Es war inzwischen Mittag geworden, so dass wir beschlossen, ins Amir Kabir zurückzukehren, um endlich einzuchecken. Der Teppich-Händler fuhr uns zum Hotel. Unterwegs erzählte er einiges über sich und seine Familie. Jetzt wurde auch klar, warum er Zeit gehabt hatte, uns im Hof der Moschee anzusprechen. Der Laden dort werde von einem Angestellten geführt. Seine Familie betreibe in Esfahan mehrere Teppichläden, er schaue bei allen ein- bis zweimal am Tag vorbei. Schon seit über 150 Jahren betreibe seine Familie den Teppichhandel. Er selber beschäftige sich zur Hauptsache mit dem Teppich-Export, v.a. nach Westeuropa und in die USA. Sein Vater sei inzwischen auch als Bauunternehmer tätig, und deshalb habe er ihm, dem Sohn, die Verantwortung für den Teppichhandel übertragen.

Nachdem wir wie versprochen ein Zimmer bekommen hatten (es standen jetzt sogar deren drei zur Auswahl), wollten wir nur noch menschliche Grundbedürfnisse befriedigen: duschen, essen, schlafen.

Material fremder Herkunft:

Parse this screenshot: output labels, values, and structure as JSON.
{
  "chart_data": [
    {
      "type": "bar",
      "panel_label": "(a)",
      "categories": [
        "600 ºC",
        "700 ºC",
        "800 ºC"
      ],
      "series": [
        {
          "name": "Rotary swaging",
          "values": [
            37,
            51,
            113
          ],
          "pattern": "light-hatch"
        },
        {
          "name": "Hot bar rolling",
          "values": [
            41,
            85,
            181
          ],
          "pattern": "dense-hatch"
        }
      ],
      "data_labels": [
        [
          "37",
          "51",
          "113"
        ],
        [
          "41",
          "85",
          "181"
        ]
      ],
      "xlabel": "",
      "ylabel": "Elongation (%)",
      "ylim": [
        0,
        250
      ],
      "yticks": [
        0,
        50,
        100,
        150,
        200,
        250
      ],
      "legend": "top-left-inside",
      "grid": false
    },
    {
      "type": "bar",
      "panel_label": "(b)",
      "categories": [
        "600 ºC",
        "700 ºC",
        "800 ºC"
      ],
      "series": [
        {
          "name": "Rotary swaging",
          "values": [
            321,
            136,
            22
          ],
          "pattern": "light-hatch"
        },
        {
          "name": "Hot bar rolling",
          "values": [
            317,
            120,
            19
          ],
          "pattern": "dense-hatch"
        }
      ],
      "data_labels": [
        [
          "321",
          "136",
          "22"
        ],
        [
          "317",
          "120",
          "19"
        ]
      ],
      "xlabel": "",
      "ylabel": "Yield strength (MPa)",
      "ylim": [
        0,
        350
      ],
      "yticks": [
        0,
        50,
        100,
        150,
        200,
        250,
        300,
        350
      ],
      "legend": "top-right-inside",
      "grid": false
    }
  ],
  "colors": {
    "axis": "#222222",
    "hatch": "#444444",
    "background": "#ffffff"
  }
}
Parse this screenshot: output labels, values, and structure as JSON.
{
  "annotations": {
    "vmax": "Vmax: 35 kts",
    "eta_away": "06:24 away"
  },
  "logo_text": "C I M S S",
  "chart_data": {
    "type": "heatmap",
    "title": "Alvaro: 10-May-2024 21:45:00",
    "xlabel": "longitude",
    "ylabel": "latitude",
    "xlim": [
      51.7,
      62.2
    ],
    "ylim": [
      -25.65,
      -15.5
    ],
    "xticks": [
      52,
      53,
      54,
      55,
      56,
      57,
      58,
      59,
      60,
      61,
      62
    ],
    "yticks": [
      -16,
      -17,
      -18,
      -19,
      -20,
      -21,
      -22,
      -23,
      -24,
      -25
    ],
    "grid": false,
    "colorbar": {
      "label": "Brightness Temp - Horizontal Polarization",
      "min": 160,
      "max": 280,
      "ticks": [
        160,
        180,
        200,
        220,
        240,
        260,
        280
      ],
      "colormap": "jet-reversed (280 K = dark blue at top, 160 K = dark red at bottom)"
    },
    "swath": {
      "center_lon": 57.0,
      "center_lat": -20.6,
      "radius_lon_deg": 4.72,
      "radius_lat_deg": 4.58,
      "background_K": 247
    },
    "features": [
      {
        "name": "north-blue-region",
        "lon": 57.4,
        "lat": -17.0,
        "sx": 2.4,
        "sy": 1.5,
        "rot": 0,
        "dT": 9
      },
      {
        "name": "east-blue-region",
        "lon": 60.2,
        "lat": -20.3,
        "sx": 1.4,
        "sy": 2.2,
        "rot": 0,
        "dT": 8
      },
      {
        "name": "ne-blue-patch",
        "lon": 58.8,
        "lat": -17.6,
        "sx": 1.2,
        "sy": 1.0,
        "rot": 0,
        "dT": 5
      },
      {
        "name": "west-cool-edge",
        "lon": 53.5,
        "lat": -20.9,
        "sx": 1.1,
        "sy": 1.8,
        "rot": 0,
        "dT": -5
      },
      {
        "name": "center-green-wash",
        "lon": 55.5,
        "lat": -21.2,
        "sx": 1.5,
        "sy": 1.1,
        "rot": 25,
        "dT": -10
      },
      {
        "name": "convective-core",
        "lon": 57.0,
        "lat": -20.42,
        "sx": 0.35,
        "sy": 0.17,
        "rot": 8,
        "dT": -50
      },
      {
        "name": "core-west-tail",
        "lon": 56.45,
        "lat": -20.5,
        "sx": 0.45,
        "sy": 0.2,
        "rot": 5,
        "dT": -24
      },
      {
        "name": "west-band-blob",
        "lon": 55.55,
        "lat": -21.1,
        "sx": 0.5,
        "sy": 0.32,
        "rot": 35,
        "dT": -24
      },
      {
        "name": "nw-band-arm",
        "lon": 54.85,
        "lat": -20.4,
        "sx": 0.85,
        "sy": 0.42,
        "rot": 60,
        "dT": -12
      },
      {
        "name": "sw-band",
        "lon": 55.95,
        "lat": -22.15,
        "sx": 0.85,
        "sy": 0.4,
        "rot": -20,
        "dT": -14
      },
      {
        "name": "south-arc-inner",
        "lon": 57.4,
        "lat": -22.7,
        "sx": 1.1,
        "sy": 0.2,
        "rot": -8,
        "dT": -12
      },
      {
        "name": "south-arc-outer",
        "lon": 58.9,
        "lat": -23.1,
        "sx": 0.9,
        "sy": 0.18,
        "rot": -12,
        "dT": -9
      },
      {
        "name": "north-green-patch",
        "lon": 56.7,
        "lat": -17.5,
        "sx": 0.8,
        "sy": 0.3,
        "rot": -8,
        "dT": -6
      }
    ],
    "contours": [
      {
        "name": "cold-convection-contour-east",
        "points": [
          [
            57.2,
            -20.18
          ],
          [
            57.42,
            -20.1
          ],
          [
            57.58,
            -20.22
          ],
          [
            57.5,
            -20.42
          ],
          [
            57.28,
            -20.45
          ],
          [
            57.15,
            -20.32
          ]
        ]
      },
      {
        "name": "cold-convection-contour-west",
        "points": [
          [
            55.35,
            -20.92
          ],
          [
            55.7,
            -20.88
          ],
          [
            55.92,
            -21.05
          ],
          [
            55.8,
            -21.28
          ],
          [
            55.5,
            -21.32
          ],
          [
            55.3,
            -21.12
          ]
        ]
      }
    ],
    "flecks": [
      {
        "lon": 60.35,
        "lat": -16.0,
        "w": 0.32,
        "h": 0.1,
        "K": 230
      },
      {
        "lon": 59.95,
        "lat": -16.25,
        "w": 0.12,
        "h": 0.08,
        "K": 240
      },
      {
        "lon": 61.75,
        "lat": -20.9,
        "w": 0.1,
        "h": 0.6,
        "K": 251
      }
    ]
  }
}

Wir sahen jetzt auch, wie gut wir es mit dem Amir Kabir Hostel getroffen hatten. Seine Zimmer sind alle auf einen hübschen Innenhof ausgerichtet. Dort gibt es einen kleinen Brunnen, Büsche und Topfpflanzen und zahlreiche Tische und Stühle. Trotzdem das Hotel im Zentrum, an der Chahar Bagh-é Abbasi St liegt, der Hauptachse von Norden nach Süden, hört man in den Zimmern keinen Verkehrslärm. Die Zimmer sind einfach, aber zweckmässig eingerichtet und verfügen über fliessendes Wasser. An den Toiletten und Duschen auf den beiden Stockwerken gibt es nichts auszusetzen; sie werden mehrmals täglich geputzt. Zudem ist das Personal im Amir Kabir sprachgewandt und ausgesprochen hilfsbereit. Man bekommt an der Rezeption touristische Informationen und kann sich auch Bus- und Zugsbillette besorgen lassen. In diesem Haus sind auch Fax- und Internetanschluss selbstverständlich. Und trotz dieser für Individualreisende vorzüglichen Infrastruktur sind die Zimmerpreise ausgesprochen moderat. Von den zur Wahl stehenden drei nahmen wir das teuerste; es kostete gerade mal 15 Dollar. (Wen wunderte es da, dass Globetrotter mit Vorliebe hier absteigen und das Hotel darum jede Nacht ausgebucht ist?)

Den Rest des Tages verbrachten wir mit Schreiben, Lesen und Nachschlafen.